«Économiser des millions de tonnes de CO2»

Article, 21.12.2018

L’Inde a introduit une nouvelle norme d’efficacité énergétique des bâtiments d’habitation applicable à l’échelon national. Ces prescriptions élaborées conjointement avec la Suisse permettent de réaliser des économies de climatisation et de chauffage et donnent un signal fort en faveur de la lutte contre le changement climatique.

L'hôpital de Pune est un grand bâtiment blanc entouré d'arbres. Au premier plan, des baraquements en bois.
A l’image du dernier hôpital inauguré à Pune, les projets architecturaux soutenus ou primés par le BEEP fleurissent aux quatre coins de l’Inde. © BEEP

En Inde, les besoins en logements sont considérables. Les spécialistes estiment que trois quarts des maisons et logements qui seront nécessaires en 2030 doivent encore être construits.

L’introduction d’une nouvelle norme de construction permet de réduire sensiblement la consommation d’énergie et les émissions de CO2. Pio Wennubst, vice-directeur de la DDC, en explique les mécanismes.

 Pio Wennubst
Pio Wennubst © DFAE

Pio Wennubst, l’Inde a annoncé récemment qu’elle allait introduire une nouvelle norme d’efficacité énergétique élaborée conjointement avec la Suisse et applicable à tous les bâtiments construits sur le territoire national. Quels en seront les effets?

Le projet BEEP (Indo-Swiss Building Energy Efficiency Project) porte sur l’élaboration de la première norme d’efficacité énergétique des bâtiments en Inde. Le secteur de la construction et l’exploitation des bâtiments sont responsables de près de 40% des émissions de CO2 à l’échelle mondiale et présentent donc un potentiel d’économie gigantesque. La construction en Inde de bâtiments à haute efficacité énergétique permettrait d’économiser quelque 100 millions de tonnes de CO2 d’ici à 2030.

Dans les années à venir, la plus forte augmentation des besoins énergétiques concernera la climatisation des bâtiments. Actuellement, seuls 8% des personnes vivant dans les régions les plus chaudes du globe bénéficient d’installations de climatisation (contre 90% aux États-Unis et au Japon). Cette proportion devrait fortement augmenter ces prochaines années: selon un rapport publié récemment par l’Agence internationale de l’énergie, la demande mondiale d’énergie pourrait être 33 fois plus élevée en 2100. Cette hausse sera en grande partie due au besoin croissant de climatisation.

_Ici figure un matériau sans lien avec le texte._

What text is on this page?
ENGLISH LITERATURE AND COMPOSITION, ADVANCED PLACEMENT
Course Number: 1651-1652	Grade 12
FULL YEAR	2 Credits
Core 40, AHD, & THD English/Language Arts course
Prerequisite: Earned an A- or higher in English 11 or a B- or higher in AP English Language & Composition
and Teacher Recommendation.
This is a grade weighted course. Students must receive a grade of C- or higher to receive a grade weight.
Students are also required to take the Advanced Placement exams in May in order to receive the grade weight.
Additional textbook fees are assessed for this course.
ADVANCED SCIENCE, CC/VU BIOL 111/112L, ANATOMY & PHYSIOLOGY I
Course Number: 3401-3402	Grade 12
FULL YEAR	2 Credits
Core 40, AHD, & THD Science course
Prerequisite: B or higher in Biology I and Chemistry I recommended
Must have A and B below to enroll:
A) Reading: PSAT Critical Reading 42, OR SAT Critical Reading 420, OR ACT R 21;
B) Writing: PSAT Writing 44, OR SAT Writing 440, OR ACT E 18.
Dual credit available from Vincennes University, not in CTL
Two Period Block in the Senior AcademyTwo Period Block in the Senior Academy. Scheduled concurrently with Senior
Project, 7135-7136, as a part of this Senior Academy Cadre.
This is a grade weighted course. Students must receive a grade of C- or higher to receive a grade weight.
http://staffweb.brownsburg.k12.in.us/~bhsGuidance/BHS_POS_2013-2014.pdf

Les gens optent souvent pour les systèmes de réfrigération les moins chers et les moins efficaces. En outre, l’énergie électrique provient fréquemment de centrales à charbon, ce qui augmente massivement les émissions de gaz à effet de serre. La norme de construction doit contribuer à réduire le nombre de jours d’exploitation d’une installation de climatisation ou de chauffage. Elle permettra de réaliser de substantielles économies d’énergie, ce qui aura également un impact positif sur le climat.

Quel est le rapport entre le développement de réglementations sur la construction et la coopération suisse au développement?

Le changement climatique est un phénomène global qui nous concerne tous. Si nous parvenons à construire des bâtiments présentant une efficacité énergétique élevée dans les pays émergents où l’activité de construction est la plus intense, cela contribuera à limiter de manière significative les incidences du changement climatique. En outre, les couches les plus vulnérables de la population profiteront directement de cette évolution puisque les maisons offriront un cadre de vie agréable dans un monde toujours plus chaud et que leurs factures d'électricité baisseront.

La DDC s’efforce par ailleurs de partager son expérience avec d’autres pays émergents en soutenant le programme de l’Agence internationale de l’énergie, qui vise à soutenir l’efficacité énergétique dans les économies émergentes et que six pays ont adopté (Mexique, Brésil, Chine, Afrique du Sud, Inde et Indonésie). Les expériences réalisées en Inde ont directement alimenté ce programme.

Comment a fonctionné la coopération entre la Suisse et l’Inde dans ce cas? Et quelle a été la contribution de la Suisse?

La Suisse est active en Inde depuis 70 ans et soutient depuis les années 1990 des projets liés à l’efficacité énergétique. Le succès de l’opération repose donc sur l’expérience accumulée et sur la confiance mutuelle qui s’est instaurée au fil des années.

En outre, la Suisse jouit en Inde d’une extraordinaire renommée: elle symbolise la propreté, la précision et l’efficacité et peut se targuer d’une longue expérience dans le domaine des constructions à grande efficacité énergétique. Lorsque la première norme de construction a été lancée en Suisse il y a près de 40 ans, la consommation de mazout d’un bâtiment moyen était de 20 litres par mètre carré. Aujourd’hui, la consommation d’un bâtiment assaini sur le plan énergétique est tombée à 6 litres, voire à 4 litres dans le cas d’un bâtiment neuf.